To frame the query as “What is Native Science?” is to separate one aspect of native knowledge from another. The more time I spend talking with experts who study Native America in Washington DC, the more clear it becomes that science isn’t separate from art, culture, language, history, astronomy and story-telling.
The separation is one imposed on Indian communities from the outside. And it seems that they have been resisting this segmentation of knowledges. For example, when Pacific Northwest tribes asked for the return of the Kennewick Man skeleton, the tribes were disparaged as “anti-science.” When Wisconsin Indians resisted building a copper mine on their homeland, they were judged as “backward,” and when California Indians protested the building of a Banana Republic store on sacred burial sites in Emeryville, an archaeologist defended the action, saying, “time marches on.”
Journalism scholars have long been interested in ways in which groups are disparaged in print and broadcast. One of the more common forms of bias occurs when news sources lay claim to their own legitimacy while discrediting the opposition. Truth is that reporters believe they are accurately offering both sides of a conflict. But, according to our research, news coverage of conflict gets presented like a sports match: two sides duke it out until a winner emerges. Most conflicts, like Kennewick Man, the Wisconsin copper mine, and the Emeryville mall, are thick and gritty, with multiple stakeholders and complex narratives from myriad perspectives. Because of journalism’s structural constraints, conflicts get boiled down to simplistic bites: us versus them.
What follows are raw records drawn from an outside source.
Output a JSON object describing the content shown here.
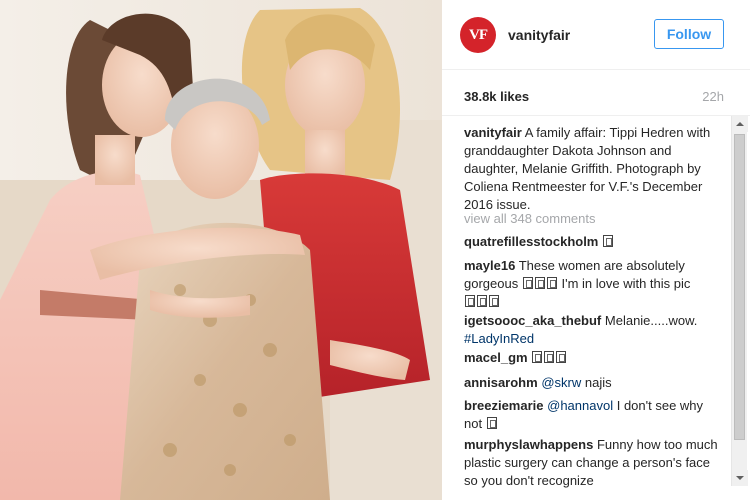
{
  "post": {
    "avatar_text": "VF",
    "username": "vanityfair",
    "follow_label": "Follow",
    "likes": "38.8k likes",
    "time": "22h",
    "caption_user": "vanityfair",
    "caption_text": "A family affair: Tippi Hedren with granddaughter Dakota Johnson and daughter, Melanie Griffith. Photograph by Coliena Rentmeester for V.F.'s December 2016 issue.",
    "view_all": "view all 348 comments"
  },
  "comments": [
    {
      "user": "quatrefillesstockholm",
      "text": ""
    },
    {
      "user": "mayle16",
      "text": "These women are absolutely gorgeous",
      "text2": "I'm in love with this pic"
    },
    {
      "user": "igetsoooc_aka_thebuf",
      "text": "Melanie.....wow.",
      "hashtag": "#LadyInRed"
    },
    {
      "user": "macel_gm",
      "text": ""
    },
    {
      "user": "annisarohm",
      "mention": "@skrw",
      "text": "najis"
    },
    {
      "user": "breeziemarie",
      "mention": "@hannavol",
      "text": "I don't see why not"
    },
    {
      "user": "murphyslawhappens",
      "text": "Funny how too much plastic surgery can change a person's face so you don't recognize"
    }
  ],
  "icons": {
    "avatar": "vanity-fair-logo",
    "scroll_up": "arrow-up-icon",
    "scroll_down": "arrow-down-icon"
  },
  "colors": {
    "brand_red": "#d4232a",
    "follow_blue": "#3897f0",
    "link_blue": "#003569",
    "muted": "#a5a7aa"
  }
}
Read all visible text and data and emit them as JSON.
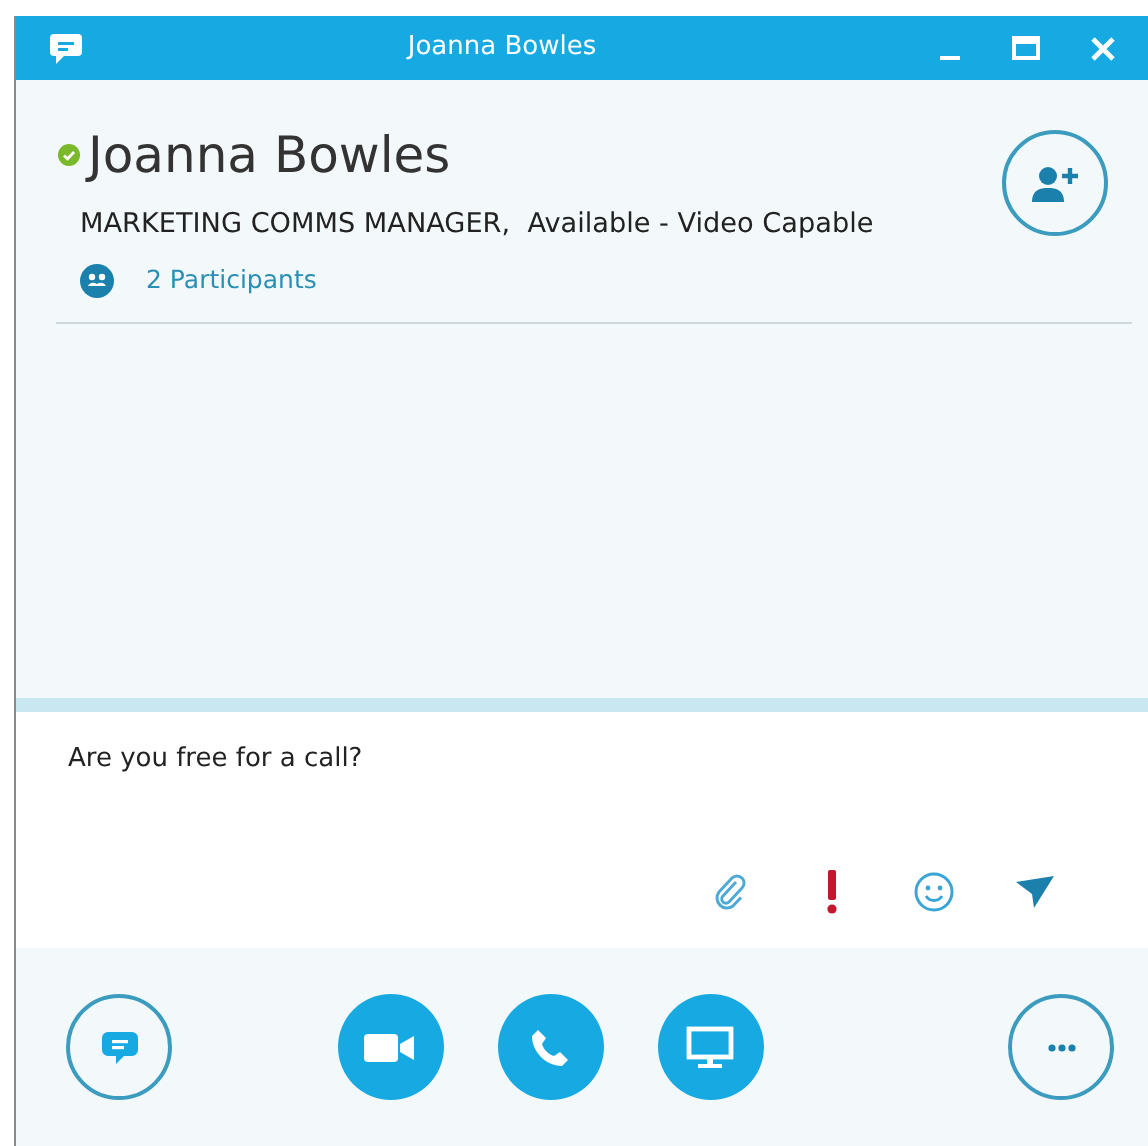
{
  "window": {
    "title": "Joanna Bowles"
  },
  "contact": {
    "name": "Joanna Bowles",
    "details": "MARKETING COMMS MANAGER,  Available - Video Capable",
    "participants": "2 Participants"
  },
  "compose": {
    "value": "Are you free for a call?"
  },
  "compose_tools": [
    {
      "kind": "attach"
    },
    {
      "kind": "important"
    },
    {
      "kind": "emoticon"
    },
    {
      "kind": "send"
    }
  ],
  "actions": [
    {
      "kind": "im",
      "filled": false
    },
    {
      "kind": "video",
      "filled": true
    },
    {
      "kind": "call",
      "filled": true
    },
    {
      "kind": "present",
      "filled": true
    },
    {
      "kind": "more",
      "filled": false
    }
  ]
}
Another form of bias occurs over who gets to speak. Folks in the uppermost echelons of social strata, government officials, well-known celebrities, doctors, lawyers, politicians and scientists typically receive much more deference than other sources. And the greater the expertise of the source, the less likely the journalist will question what she says.
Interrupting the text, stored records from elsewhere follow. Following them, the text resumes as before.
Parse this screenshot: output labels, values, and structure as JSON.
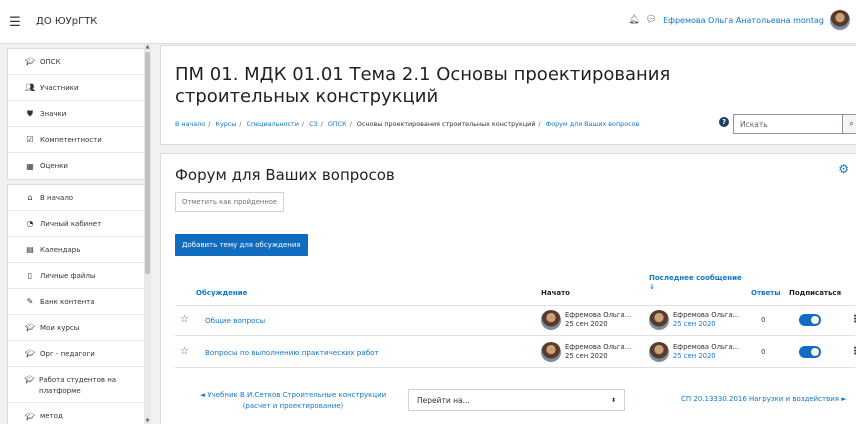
{
  "navbar": {
    "menu_icon": "hamburger-icon",
    "site_name": "ДО ЮУрГТК",
    "user_name": "Ефремова Ольга Анатольевна montag"
  },
  "sidebar": {
    "groups": [
      [
        {
          "icon": "graduation-cap-icon",
          "label": "ОПСК"
        },
        {
          "icon": "users-icon",
          "label": "Участники"
        },
        {
          "icon": "shield-icon",
          "label": "Значки"
        },
        {
          "icon": "checkbox-icon",
          "label": "Компетентности"
        },
        {
          "icon": "table-icon",
          "label": "Оценки"
        }
      ],
      [
        {
          "icon": "home-icon",
          "label": "В начало"
        },
        {
          "icon": "dashboard-icon",
          "label": "Личный кабинет"
        },
        {
          "icon": "calendar-icon",
          "label": "Календарь"
        },
        {
          "icon": "file-icon",
          "label": "Личные файлы"
        },
        {
          "icon": "pen-icon",
          "label": "Банк контента"
        },
        {
          "icon": "graduation-cap-icon",
          "label": "Мои курсы"
        },
        {
          "icon": "graduation-cap-icon",
          "label": "Орг - педагоги"
        },
        {
          "icon": "graduation-cap-icon",
          "label": "Работа студентов на платформе"
        },
        {
          "icon": "graduation-cap-icon",
          "label": "метод"
        }
      ]
    ]
  },
  "header": {
    "title": "ПМ 01. МДК 01.01 Тема 2.1 Основы проектирования строительных конструкций",
    "breadcrumb": [
      "В начало",
      "Курсы",
      "Специальности",
      "СЗ",
      "ОПСК",
      "Основы проектирования строительных конструкций",
      "Форум для Ваших вопросов"
    ],
    "search_placeholder": "Искать"
  },
  "forum": {
    "title": "Форум для Ваших вопросов",
    "mark_done_label": "Отметить как пройденное",
    "add_topic_label": "Добавить тему для обсуждения",
    "columns": {
      "discussion": "Обсуждение",
      "started": "Начато",
      "last_post": "Последнее сообщение ↓",
      "replies": "Ответы",
      "subscribe": "Подписаться"
    },
    "rows": [
      {
        "topic": "Общие вопросы",
        "start_user": "Ефремова Ольга...",
        "start_date": "25 сен 2020",
        "last_user": "Ефремова Ольга...",
        "last_date": "25 сен 2020",
        "replies": "0",
        "subscribed": true
      },
      {
        "topic": "Вопросы по выполнению практических работ",
        "start_user": "Ефремова Ольга...",
        "start_date": "25 сен 2020",
        "last_user": "Ефремова Ольга...",
        "last_date": "25 сен 2020",
        "replies": "0",
        "subscribed": true
      }
    ],
    "prev_activity": "◄ Учебник В.И.Сетков Строительные конструкции (расчет и проектирование)",
    "jump_to": "Перейти на...",
    "next_activity": "СП 20.13330.2016 Нагрузки и воздействия ►"
  },
  "colors": {
    "accent": "#0f6cbf",
    "link": "#1177d1",
    "page_bg": "#f1f1f1"
  }
}
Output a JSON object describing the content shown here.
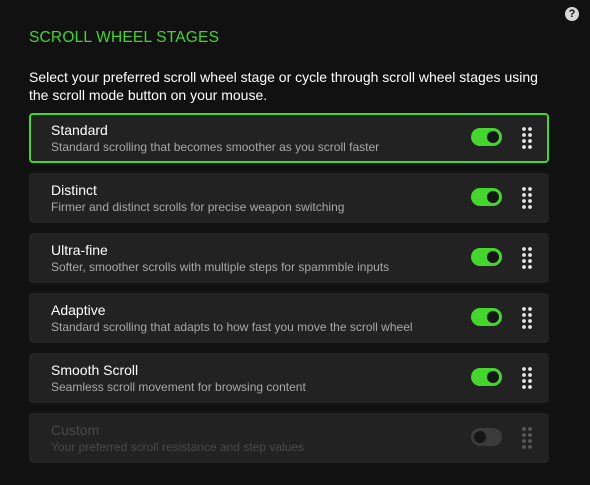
{
  "header": {
    "title": "SCROLL WHEEL STAGES",
    "help_icon": "question-mark-icon",
    "help_glyph": "?"
  },
  "description": "Select your preferred scroll wheel stage or cycle through scroll wheel stages using the scroll mode button on your mouse.",
  "colors": {
    "accent": "#44d62c",
    "background": "#111111",
    "card": "#222222",
    "muted_text": "#a8a8a8",
    "disabled_text": "#4a4a4a"
  },
  "stages": [
    {
      "name": "Standard",
      "description": "Standard scrolling that becomes smoother as you scroll faster",
      "enabled": true,
      "selected": true
    },
    {
      "name": "Distinct",
      "description": "Firmer and distinct scrolls for precise weapon switching",
      "enabled": true,
      "selected": false
    },
    {
      "name": "Ultra-fine",
      "description": "Softer, smoother scrolls with multiple steps for spammble inputs",
      "enabled": true,
      "selected": false
    },
    {
      "name": "Adaptive",
      "description": "Standard scrolling that adapts to how fast you move the scroll wheel",
      "enabled": true,
      "selected": false
    },
    {
      "name": "Smooth Scroll",
      "description": "Seamless scroll movement for browsing content",
      "enabled": true,
      "selected": false
    },
    {
      "name": "Custom",
      "description": "Your preferred scroll resistance and step values",
      "enabled": false,
      "selected": false
    }
  ]
}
So when a news story pits “scientists” against Indians, and it the story is framed as science, it is predictable which groups will gain instant legitimacy. In all the conflicts I’ve mentioned, scientists and government officials get a head start in the legitimacy race. Indians are left at the starting gate and are forced to voice their opposition within an already-established framework that journalists sanction, even if they’re unaware of their complicity.
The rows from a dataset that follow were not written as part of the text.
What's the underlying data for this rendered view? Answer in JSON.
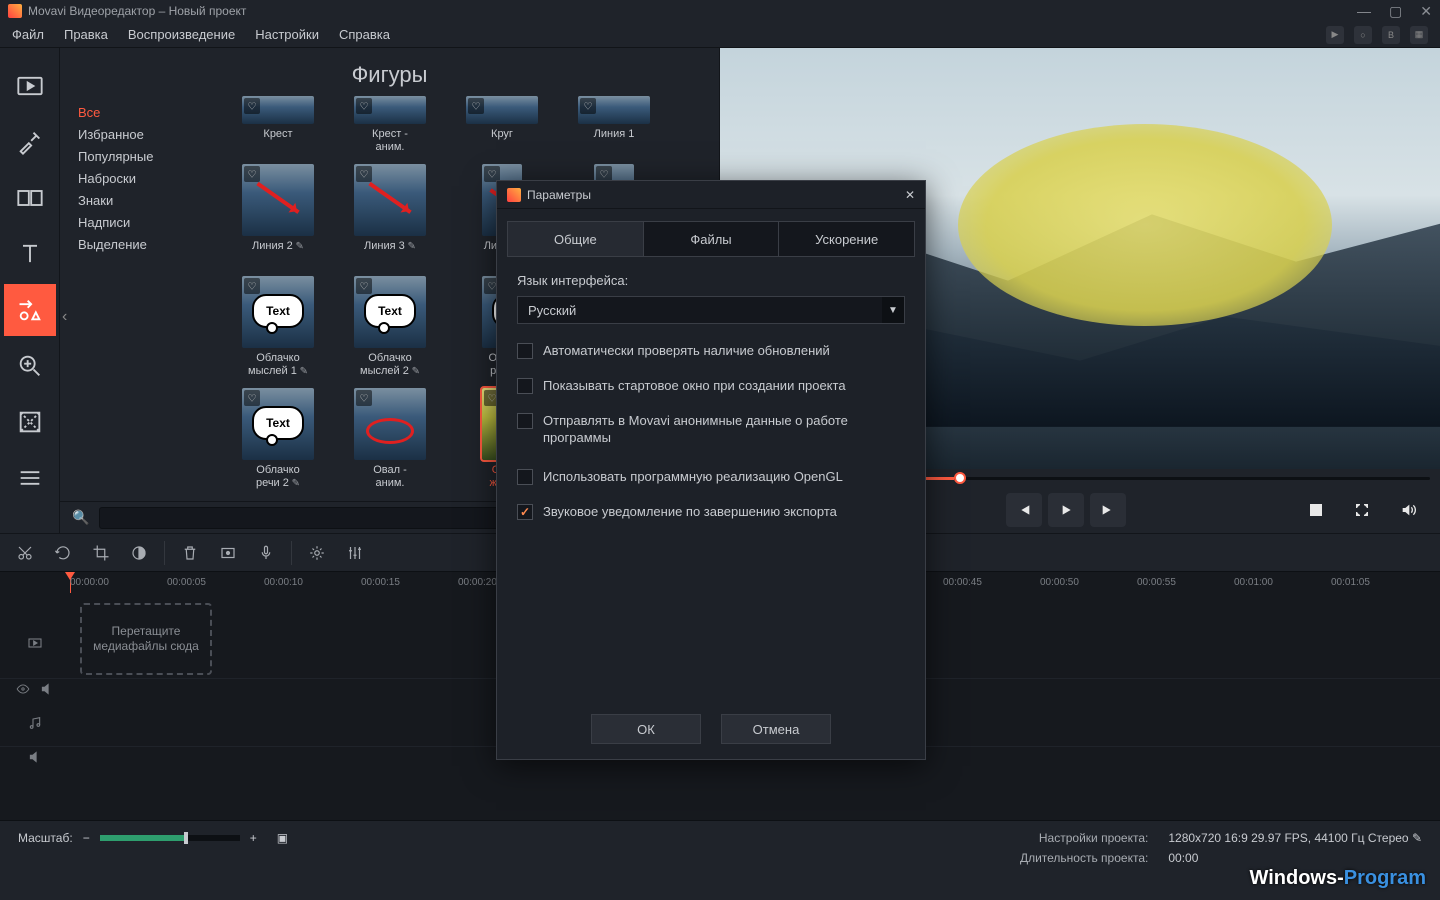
{
  "window": {
    "title": "Movavi Видеоредактор – Новый проект"
  },
  "menubar": {
    "items": [
      "Файл",
      "Правка",
      "Воспроизведение",
      "Настройки",
      "Справка"
    ]
  },
  "toolrail": {
    "active_index": 4
  },
  "browser": {
    "title": "Фигуры",
    "categories": [
      "Все",
      "Избранное",
      "Популярные",
      "Наброски",
      "Знаки",
      "Надписи",
      "Выделение"
    ],
    "active_category": 0,
    "search_placeholder": "",
    "items": [
      {
        "label": "Крест",
        "variant": "half"
      },
      {
        "label": "Крест -\nаним.",
        "variant": "half"
      },
      {
        "label": "Круг",
        "variant": "half"
      },
      {
        "label": "Линия 1",
        "variant": "half"
      },
      {
        "label": "Линия 2",
        "variant": "arrow",
        "editable": true
      },
      {
        "label": "Линия 3",
        "variant": "arrow",
        "editable": true
      },
      {
        "label": "Лини…",
        "variant": "arrow",
        "cut": true
      },
      {
        "label": "",
        "variant": "plain",
        "cut": true
      },
      {
        "label": "Облачко\nмыслей 1",
        "variant": "bubble",
        "editable": true
      },
      {
        "label": "Облачко\nмыслей 2",
        "variant": "bubble",
        "editable": true
      },
      {
        "label": "Обла\nречи",
        "variant": "bubble",
        "cut": true
      },
      {
        "label": "",
        "variant": "plain",
        "cut": true
      },
      {
        "label": "Облачко\nречи 2",
        "variant": "bubble",
        "editable": true
      },
      {
        "label": "Овал -\nаним.",
        "variant": "oval"
      },
      {
        "label": "Ова\nжёлт",
        "variant": "selected",
        "selected": true,
        "cut": true
      },
      {
        "label": "",
        "variant": "plain",
        "cut": true
      }
    ]
  },
  "preview": {
    "scrub_percent": 32
  },
  "ruler": {
    "ticks": [
      "00:00:00",
      "00:00:05",
      "00:00:10",
      "00:00:15",
      "00:00:20",
      "",
      "",
      "",
      "",
      "00:00:45",
      "00:00:50",
      "00:00:55",
      "00:01:00",
      "00:01:05"
    ]
  },
  "timeline": {
    "drop_hint": "Перетащите\nмедиафайлы\nсюда"
  },
  "bottombar": {
    "zoom_label": "Масштаб:",
    "zoom_minus": "−",
    "zoom_plus": "+",
    "proj_settings_label": "Настройки проекта:",
    "proj_settings_value": "1280x720 16:9 29.97 FPS, 44100 Гц Стерео",
    "duration_label": "Длительность проекта:",
    "duration_value": "00:00",
    "watermark_1": "Windows-",
    "watermark_2": "Program"
  },
  "modal": {
    "title": "Параметры",
    "tabs": [
      "Общие",
      "Файлы",
      "Ускорение"
    ],
    "active_tab": 0,
    "lang_label": "Язык интерфейса:",
    "lang_value": "Русский",
    "opts": [
      {
        "label": "Автоматически проверять наличие обновлений",
        "checked": false
      },
      {
        "label": "Показывать стартовое окно при создании проекта",
        "checked": false
      },
      {
        "label": "Отправлять в Movavi анонимные данные о работе программы",
        "checked": false
      },
      {
        "label": "Использовать программную реализацию OpenGL",
        "checked": false
      },
      {
        "label": "Звуковое уведомление по завершению экспорта",
        "checked": true
      }
    ],
    "ok": "ОК",
    "cancel": "Отмена"
  }
}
An apt example is seen in 60 Minutes’ coverage of the Kennewick Man court battles. Veteran reporter Leslie Stahl positioned the Indian tribes as anti-science in her 2002 interview. Stahl set the stage for the story by framing the discovery of the skeleton as a “scientific treasure,” adding, “we’re talking about our history.” Therefore anyone disagreeing with the frame would be seen as anti-science. And by declaring that Kennewick Man represents “our history,” Stahl has deigned that the skeleton speaks to her history, not the local Indian tribes. Umatilla spokesman Armand Minthorn presented a different approach: not about science but about culture. “Our older people tell us that when a body goes into the ground, that’s where it’s to remain until the end of time. It’s been removed. It’s violating everything that we know.” He also noted that for 10,000 years his people have told stories about life on the Columbia River. “My teachings from my older people tell me how life was 10,000 years ago. And the scientists cannot accept the fact that just because it’s not written down in a book, it’s not fact. It’s fact to me, because I live it every day.”
I argue that Minthorn is not anti-science: that’s the feint and joust by the hands of the reporting team that made it appear Indians were opposed to science. Minthorn is taking a broader, cultural approach, telling Stahl that, in this case, the Native worldview—of holism, interrelationships and place—is jettisoned in favor of a single-minded and narrow perspective, that science conquers all.